I think you will have to take off the ggplot2 training wheels and do
it another way. Here's the outline:
1. Use kde2d to compute your kernel on a grid - you'll have to choose
the bandwidth and grid size, ggplot2 usually makes those decisions for
you. Something like:
k = kde2d(xy.df$x, xy.df$y,h=0.3,n=200)
2. Convert the gridded density to contour lines with
cc = contourLines(k,levels=c(.25,.75))
with whatever levels you want. Now I'm not sure what you mean by
"50%" and "75%" - do you mean contours at that fraction of the peak
value? Find the max of k$z if you do and work with that. The absolute
values of k$z are dependent on the cell size since it should integrate
to 1 over the area. Or do you want contours that contain 50% and 75%
of the points? That's not quite so simple.
3. Convert the `cc` output to something ggplot can handle.
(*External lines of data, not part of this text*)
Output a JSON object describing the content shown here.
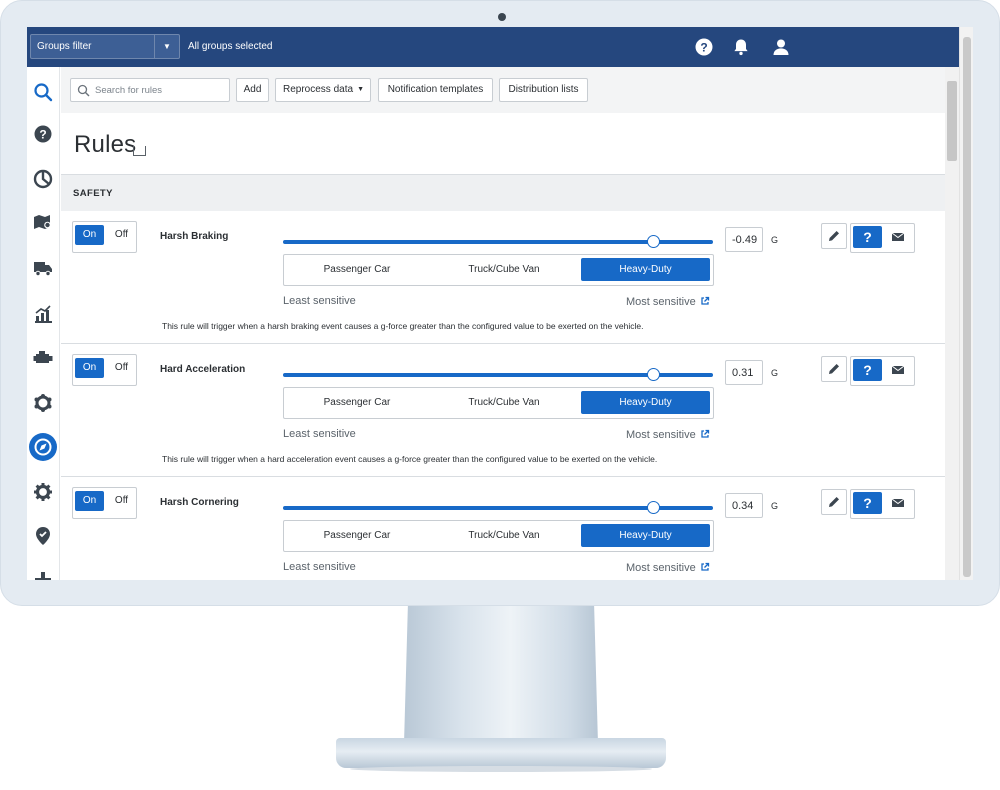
{
  "header": {
    "groups_filter_label": "Groups filter",
    "groups_status": "All groups selected"
  },
  "toolbar": {
    "search_placeholder": "Search for rules",
    "add_label": "Add",
    "reprocess_label": "Reprocess data",
    "notification_templates_label": "Notification templates",
    "distribution_lists_label": "Distribution lists"
  },
  "page": {
    "title": "Rules",
    "section_label": "SAFETY"
  },
  "vehicle_types": [
    "Passenger Car",
    "Truck/Cube Van",
    "Heavy-Duty"
  ],
  "sensitivity": {
    "least_label": "Least sensitive",
    "most_label": "Most sensitive"
  },
  "rules": [
    {
      "name": "Harsh Braking",
      "on_label": "On",
      "off_label": "Off",
      "enabled": true,
      "value": "-0.49",
      "unit": "G",
      "selected_vehicle": "Heavy-Duty",
      "slider_fraction": 0.86,
      "description": "This rule will trigger when a harsh braking event causes a g-force greater than the configured value to be exerted on the vehicle."
    },
    {
      "name": "Hard Acceleration",
      "on_label": "On",
      "off_label": "Off",
      "enabled": true,
      "value": "0.31",
      "unit": "G",
      "selected_vehicle": "Heavy-Duty",
      "slider_fraction": 0.86,
      "description": "This rule will trigger when a hard acceleration event causes a g-force greater than the configured value to be exerted on the vehicle."
    },
    {
      "name": "Harsh Cornering",
      "on_label": "On",
      "off_label": "Off",
      "enabled": true,
      "value": "0.34",
      "unit": "G",
      "selected_vehicle": "Heavy-Duty",
      "slider_fraction": 0.86,
      "description": ""
    }
  ],
  "icons": {
    "sidebar": [
      "search-icon",
      "help-circle-icon",
      "pie-chart-icon",
      "map-pin-icon",
      "truck-icon",
      "bar-chart-icon",
      "engine-icon",
      "settings-cog-icon",
      "compass-icon",
      "gear-icon",
      "location-icon",
      "plus-icon"
    ],
    "topbar": [
      "help-icon",
      "bell-icon",
      "user-icon"
    ]
  },
  "colors": {
    "topbar": "#25477e",
    "accent": "#1769c7",
    "section_bg": "#eef0f2"
  }
}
`contourLines` returns a list with one element per contour line (loop
or segment) with the level, x, and y coordinates. Suspect you need to
`cbind` all the coordinates with the level and the index to get
something like:
index level x y
1 0.75 0.123 0.545
[etc for contour 1]
2 0.5 .5345 .9123
[etc for contour 2]
and then you can feed this to geom_path, grouped by index and coloured
by level.... There's probably a solution for this already somewhere...
Barry
On Mon, Feb 29, 2016 at 7:34 AM, Diego Pavon
<diego.pavonjordan at gmail.com> wrote:
Hello list
I am trying to do a Kernel analysis of bird ring recoveries and I would
like to plot the kernel contour in ggplot. I have found that the command
'stat_density_2d()' can do this kernels. However, when I plot it, it
all the kernels from 10%... 90%. See example below:
# Simulate data
xy <- data.frame(x = runif(30), y = runif(30))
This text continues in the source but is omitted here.